My brain had not started it’s uncomfortable questions yet, but curiosity was perhaps the first seed of question ! The divide between Moral Science class and Catechism class in school made me curious. We knew that us, the non- Christians were supposed to attend Moral Science class. But I was curious to know what was taught in Catechism class which was different. In a vague way my child mind had perhaps already understood that the teachings of being good from bad cannot be differentiated by sitting in different class rooms.

The seeker seeks everywhere. The seeker is almost like a lost lover knocking from door to door. There is no difference in the silence within a gurdwara or a church. There is no difference between my fasting or yours. There is no difference between your namaz or my puja. When I hear a Bangladeshi Muslim talk of Durga pujo, when I see young adults practice lent and giving up more meaningful things than food , I feel like telling myself “All is well”. For we the humans are not mere puppets of mass hysteria, we have faith in one religion ,called Humanity.

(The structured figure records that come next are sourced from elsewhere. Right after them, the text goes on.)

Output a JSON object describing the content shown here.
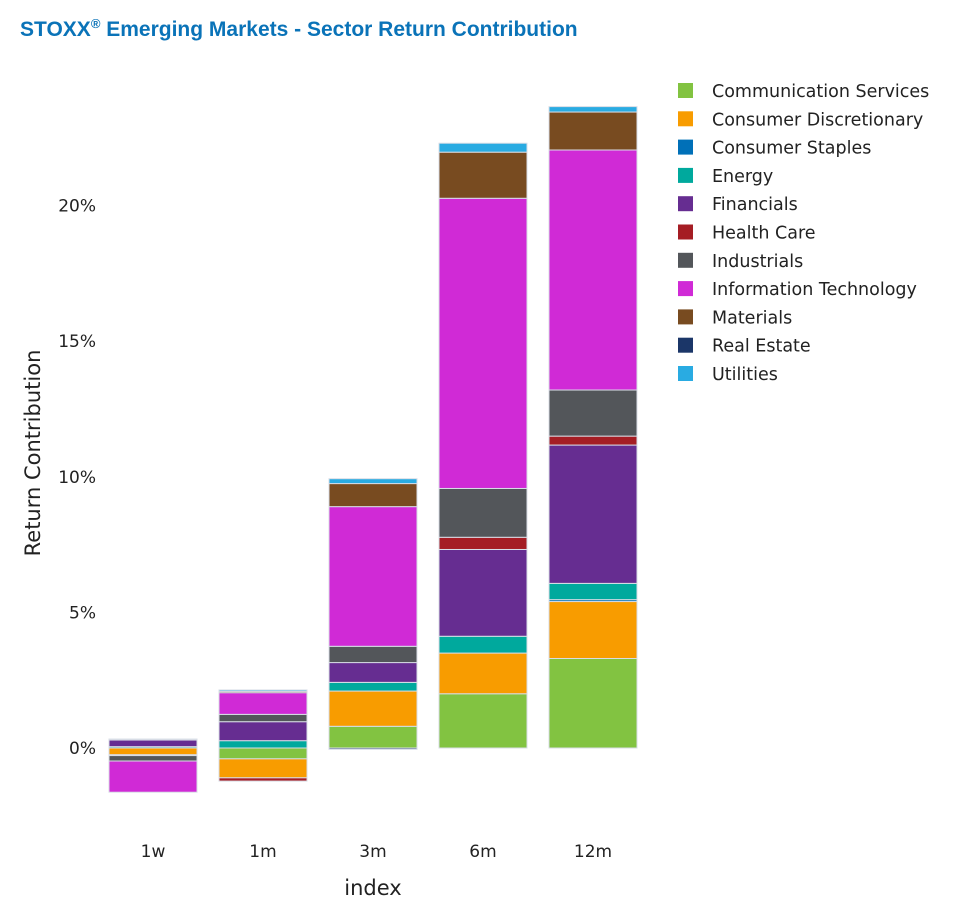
{
  "chart_data": {
    "type": "bar",
    "stacked": true,
    "title": "STOXX",
    "title_sup": "®",
    "title_rest": " Emerging Markets - Sector Return Contribution",
    "xlabel": "index",
    "ylabel": "Return Contribution",
    "categories": [
      "1w",
      "1m",
      "3m",
      "6m",
      "12m"
    ],
    "yticks": [
      0,
      5,
      10,
      15,
      20
    ],
    "ytick_labels": [
      "0%",
      "5%",
      "10%",
      "15%",
      "20%"
    ],
    "ylim": [
      -2.5,
      24.5
    ],
    "legend_position": "top-right",
    "series": [
      {
        "name": "Communication Services",
        "color": "#82c341",
        "values": [
          0,
          -0.4,
          0.8,
          2.0,
          3.3
        ]
      },
      {
        "name": "Consumer Discretionary",
        "color": "#f89c00",
        "values": [
          -0.25,
          -0.7,
          1.3,
          1.5,
          2.1
        ]
      },
      {
        "name": "Consumer Staples",
        "color": "#0070b8",
        "values": [
          -0.03,
          0,
          0,
          0,
          0.07
        ]
      },
      {
        "name": "Energy",
        "color": "#00a99d",
        "values": [
          0.05,
          0.27,
          0.32,
          0.62,
          0.6
        ]
      },
      {
        "name": "Financials",
        "color": "#662d91",
        "values": [
          0.25,
          0.7,
          0.73,
          3.2,
          5.1
        ]
      },
      {
        "name": "Health Care",
        "color": "#a51d24",
        "values": [
          0,
          -0.12,
          0,
          0.45,
          0.33
        ]
      },
      {
        "name": "Industrials",
        "color": "#53565a",
        "values": [
          -0.2,
          0.27,
          0.6,
          1.8,
          1.7
        ]
      },
      {
        "name": "Information Technology",
        "color": "#d02ad6",
        "values": [
          -1.15,
          0.8,
          5.15,
          10.7,
          8.85
        ]
      },
      {
        "name": "Materials",
        "color": "#784b20",
        "values": [
          0,
          0.05,
          0.85,
          1.7,
          1.4
        ]
      },
      {
        "name": "Real Estate",
        "color": "#1b3668",
        "values": [
          0,
          0,
          -0.05,
          0,
          0
        ]
      },
      {
        "name": "Utilities",
        "color": "#29abe2",
        "values": [
          0.03,
          0.05,
          0.18,
          0.33,
          0.2
        ]
      }
    ]
  }
}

No one in particular teaches you this but the young mind learns to understand that God is the immediate helpline number you dial with folded hands and closed eyes. This need for helpline is simple when we are young. Just before every exam, report card,or simply to sort out silly differences with best friends ! Even today I find myself praying for the ‘report card ‘; this time though it is for my children. The obsession with ‘report card’ keeps chasing me. A voice within keeps mocking and reminding of the true meaning of ‘report card’.The need of Gods intervention from the school report card to life’s report card happens in the process called growing up. I stumble and fall, I fail and lose, I hurt and reconcile. The lessons of life are learned and unlearned many a times and many a ways.

With every festive fervor my questioning mind awakes. The uncomfortable questions of why and how we seek Divinity arises. The atheist and the believer both dwell within me. In the battle of logic and faith the realm of reality and metaphysical collide. The answers are not simple. Often I have come across true atheists with much deeper knowledge and study of the scriptures than the blind believer. To quote Paramhansa Yogananda ” Faith means expanding your intuitive awareness of God’s presence within, and not relying on reason as your chief means of understanding.”

I sway once again like a pendulum between being ritualistic and spiritual. Rituals keeps me busy and distracted, spiritual seeking needs hard work. But peace descends when I sit at my altar with the single candle burning. My mind wants to surrender and grasp that fleeting moment of complete bliss which does not flicker with the flame. With age I have realized that the helpline I have been dialing since childhood has always been redirected to me. The answers I have seeked out wards have always come from within. It is time to look within and reconnect with the seed of strength already sowed inside my heart. As the world prepares for the festive season , the true blue Bengali me rises at dawn to listen to the chants of Devi Bandana, is it religion or culture I forget to question. The walk on the path of self realization is arduous and the journey has just begun.

“How happy is the blameless vessels lot,
The world forgetting by the world forgot,
Eternal sunshine of the spotless mind,
Each prayer answered, each wish resigned.”